It’s just human nature. When we buy something, we want to pay the lowest price and get the best deal. That same principle applies to America’s seniors when they turn 65 and have to choose a Medicare Part D Prescription drug plan. The problem, though, is that choosing the lowest premium Part D plan may actually be more expensive in the long run.

89% of Medicare beneficiaries take prescription medications. 54% take multiple prescription drugs. So, choosing a Part D plan that meets your needs without breaking the bank is important. But how do you choose just the right plan when the average retiree has a choice of 54 Medicare plans that contain Part D drug coverage, including 23 Medicare stand-alone drug plans and 31 Medicare Advantage drug plans? In all, there are 766 Medicare Part D stand-alone prescription drug plans out there with premiums ranging from $7 to $99 per month.

75% of Medicare beneficiaries say Medicare is confusing, and since no one really wants to wade through dozens of drug plans, the easiest thing to do is pick the plan with the lowest premium. But a higher monthly premium may actually save you money.
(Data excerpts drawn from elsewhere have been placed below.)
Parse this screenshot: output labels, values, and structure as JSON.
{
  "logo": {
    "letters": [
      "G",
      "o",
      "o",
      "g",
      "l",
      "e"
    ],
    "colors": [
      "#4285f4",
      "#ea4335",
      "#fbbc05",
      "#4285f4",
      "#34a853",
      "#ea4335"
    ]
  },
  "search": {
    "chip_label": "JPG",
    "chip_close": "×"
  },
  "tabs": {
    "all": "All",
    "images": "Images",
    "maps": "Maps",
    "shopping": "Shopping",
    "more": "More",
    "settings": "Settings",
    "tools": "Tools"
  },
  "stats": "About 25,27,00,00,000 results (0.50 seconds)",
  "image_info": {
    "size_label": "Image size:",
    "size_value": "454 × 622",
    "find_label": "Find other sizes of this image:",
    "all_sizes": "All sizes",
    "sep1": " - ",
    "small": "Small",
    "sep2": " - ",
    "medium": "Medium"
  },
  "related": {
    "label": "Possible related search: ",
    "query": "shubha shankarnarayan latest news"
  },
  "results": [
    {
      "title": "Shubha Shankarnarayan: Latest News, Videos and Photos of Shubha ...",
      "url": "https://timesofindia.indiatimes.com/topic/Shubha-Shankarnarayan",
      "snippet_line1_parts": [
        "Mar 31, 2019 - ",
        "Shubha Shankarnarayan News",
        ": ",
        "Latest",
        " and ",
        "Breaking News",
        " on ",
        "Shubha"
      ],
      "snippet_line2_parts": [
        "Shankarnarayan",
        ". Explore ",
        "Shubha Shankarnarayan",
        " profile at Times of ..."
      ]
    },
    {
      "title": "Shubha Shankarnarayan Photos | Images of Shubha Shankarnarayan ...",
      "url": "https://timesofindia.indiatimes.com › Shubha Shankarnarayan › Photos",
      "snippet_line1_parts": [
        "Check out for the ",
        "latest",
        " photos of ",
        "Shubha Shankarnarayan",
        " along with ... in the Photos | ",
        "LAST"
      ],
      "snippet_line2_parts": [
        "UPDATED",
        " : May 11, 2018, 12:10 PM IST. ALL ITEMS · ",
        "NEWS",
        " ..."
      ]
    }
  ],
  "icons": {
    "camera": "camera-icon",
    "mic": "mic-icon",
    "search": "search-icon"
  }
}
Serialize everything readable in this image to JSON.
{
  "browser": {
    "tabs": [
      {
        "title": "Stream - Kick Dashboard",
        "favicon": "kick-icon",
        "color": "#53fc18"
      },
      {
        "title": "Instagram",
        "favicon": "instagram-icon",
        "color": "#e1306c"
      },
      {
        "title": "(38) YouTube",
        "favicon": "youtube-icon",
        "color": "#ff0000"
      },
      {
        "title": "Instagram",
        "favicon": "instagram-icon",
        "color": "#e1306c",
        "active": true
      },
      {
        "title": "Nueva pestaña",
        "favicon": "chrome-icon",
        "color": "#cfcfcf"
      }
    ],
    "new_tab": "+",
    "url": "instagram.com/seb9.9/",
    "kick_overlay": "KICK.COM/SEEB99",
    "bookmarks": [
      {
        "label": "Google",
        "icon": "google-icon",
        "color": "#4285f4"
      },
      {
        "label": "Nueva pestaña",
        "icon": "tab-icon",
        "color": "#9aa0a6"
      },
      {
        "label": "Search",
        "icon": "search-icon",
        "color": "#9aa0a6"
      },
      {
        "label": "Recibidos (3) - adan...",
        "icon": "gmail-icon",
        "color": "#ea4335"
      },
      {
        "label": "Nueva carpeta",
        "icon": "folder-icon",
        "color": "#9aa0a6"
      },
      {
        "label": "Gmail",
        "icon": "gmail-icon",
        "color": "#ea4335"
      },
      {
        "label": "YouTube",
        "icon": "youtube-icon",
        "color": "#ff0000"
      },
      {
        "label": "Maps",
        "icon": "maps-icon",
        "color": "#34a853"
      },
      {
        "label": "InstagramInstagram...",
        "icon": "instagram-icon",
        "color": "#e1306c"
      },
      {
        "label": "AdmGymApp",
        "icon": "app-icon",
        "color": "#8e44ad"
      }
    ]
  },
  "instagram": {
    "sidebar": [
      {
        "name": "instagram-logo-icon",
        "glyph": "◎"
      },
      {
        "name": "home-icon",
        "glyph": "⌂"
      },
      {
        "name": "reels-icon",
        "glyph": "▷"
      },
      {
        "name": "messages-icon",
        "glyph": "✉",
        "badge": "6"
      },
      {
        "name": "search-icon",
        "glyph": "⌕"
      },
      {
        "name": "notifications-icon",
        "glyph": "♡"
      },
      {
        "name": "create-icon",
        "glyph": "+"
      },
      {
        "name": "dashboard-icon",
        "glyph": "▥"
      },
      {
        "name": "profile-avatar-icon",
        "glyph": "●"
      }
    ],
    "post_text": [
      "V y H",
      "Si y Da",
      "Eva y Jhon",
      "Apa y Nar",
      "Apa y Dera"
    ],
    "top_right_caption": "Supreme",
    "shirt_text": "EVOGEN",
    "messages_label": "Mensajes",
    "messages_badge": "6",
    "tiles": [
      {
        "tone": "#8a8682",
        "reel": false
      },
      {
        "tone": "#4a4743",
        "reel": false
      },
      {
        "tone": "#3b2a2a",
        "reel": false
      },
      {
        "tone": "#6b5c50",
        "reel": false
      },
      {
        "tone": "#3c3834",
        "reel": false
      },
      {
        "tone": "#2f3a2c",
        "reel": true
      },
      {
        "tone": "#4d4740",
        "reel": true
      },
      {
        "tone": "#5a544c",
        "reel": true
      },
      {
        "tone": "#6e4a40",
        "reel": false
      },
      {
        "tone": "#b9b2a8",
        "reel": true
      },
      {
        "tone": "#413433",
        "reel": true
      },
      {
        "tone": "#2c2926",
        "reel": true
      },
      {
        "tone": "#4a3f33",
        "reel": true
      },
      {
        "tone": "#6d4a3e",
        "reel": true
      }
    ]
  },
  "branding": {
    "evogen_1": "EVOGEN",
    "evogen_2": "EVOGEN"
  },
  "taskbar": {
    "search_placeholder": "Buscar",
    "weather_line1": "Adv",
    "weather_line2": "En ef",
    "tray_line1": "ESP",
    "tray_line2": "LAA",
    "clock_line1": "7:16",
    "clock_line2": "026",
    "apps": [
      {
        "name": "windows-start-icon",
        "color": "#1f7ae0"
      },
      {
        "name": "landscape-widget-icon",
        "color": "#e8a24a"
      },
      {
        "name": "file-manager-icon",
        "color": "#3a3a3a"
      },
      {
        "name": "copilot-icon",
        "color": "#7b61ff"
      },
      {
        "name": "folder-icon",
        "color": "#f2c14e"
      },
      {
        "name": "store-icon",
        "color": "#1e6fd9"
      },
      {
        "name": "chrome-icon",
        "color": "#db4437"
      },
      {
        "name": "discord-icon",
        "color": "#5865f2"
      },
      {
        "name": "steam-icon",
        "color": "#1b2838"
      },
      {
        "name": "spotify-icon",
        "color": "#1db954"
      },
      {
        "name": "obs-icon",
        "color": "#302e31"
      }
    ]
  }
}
There are three factors that can make a big difference in total drug costs:

  • The cost per drug tier: Most drug plans have five tiers.
    • Tier 1 includes the cheapest generic drugs.
    • Prices increase with each tier with Tier 5, specialty drugs, being the most expensive.
    • Every plan determines the drugs in each tier and how much you’ll pay.
    • Most Tier 1 and Tier 2 medications come with copayments, a flat dollar amount like $1 or $10.
    • Plans generally charge a coinsurance, a percentage of the costs, for drugs in Tier 4 and Tier 5.
    • Depending on the plan, Tier 3 can be either a copayment or coinsurance.
  • The retail cost and copayments or coinsurance: What you pay can depend on the retail price of a drug and the plan’s cost sharing. For example, in Wisconsin, a Tier 3 drug in one plan has a $47 copayment; a second plan charges 17%. If the retail cost of a drug is $100, a person would pay either $47 or $17. However, if the retail cost is $350, the cost-sharing is $47 in the first plan and $59.50 in the second. And, with coinsurance, if the retail price of a drug goes up, what you pay will also increase.
  • Medications subject to the Part D deductible: The same low-premium plan (in point 1) applies the deductible to Tier 2 medications. That means the drug plan member can pay up to the first $480 this year, instead of a flat copayment in plans with higher premiums that do not apply the deductible to Tier 2 drugs.

 

One resource that may help is the Medicare Plan Finder. It’s a tool provided by Medicare that allows you to enter your prescriptions and pharmacies, links to the available Part D plans, and when you click on a link it will give you the estimated total drug cost plus the plan premium cost for the remainder of the plan year.

Financial writer Diane Omdhal tells the story of one woman who discovered that the cheapest premium Part D Plan was much more expensive for her.

“Joanne takes only one medication. She thought that the plan with the lowest premium available to her, $6.90, would be her best option. However, then she looked more closely. The plan’s copayment for her drug, a Tier 2, was $19. The total cost for the year (the monthly premium plus copayments) would be $310.80.

She looked at a second plan with a premium of $9.80 and a copayment of $10 for her drug. However, her drug, also a Tier 2 in this plan, was subject to the deductible. She would pay the retail cost for the drug until meeting the deductible in October. Her total drug costs would be $605.60.

Finally, Joanne found a plan with a $14.60 premium. In this plan, her drug was a Tier 1 with a $4 copayment. Her annual costs would be $223.20. Paying more in premiums saved her money.”

 

There are a lot more exciting things to do than research Medicare Part D Prescription Drug plans, but there aren’t any that will pay better dividends. So, take the time to find a Part D plan that’s best for you and your budget. And even if you think you have a great plan, review it every year. Insurance companies can change all of these:

 

  • the monthly premium.
  • the annual deductible.
  • your out-of-pocket co-pays.
  • the drug formulary (listing of medications the plan covers). Just one medication leaving your plan’s formulary can cost thousands over the course the year.
  • the network of pharmacies.
  • the pharmacy cost-sharing.
  • coverage rules for medications (quantity limit, step therapy, prior authorization)
  • coverage of medications in the Coverage Gap, commonly known as the Medicare donut hole.  Increasingly, plans are dropping this type of coverage.

 

Just because your current plan covers your needs this year, doesn’t mean it will next year. Do your homework.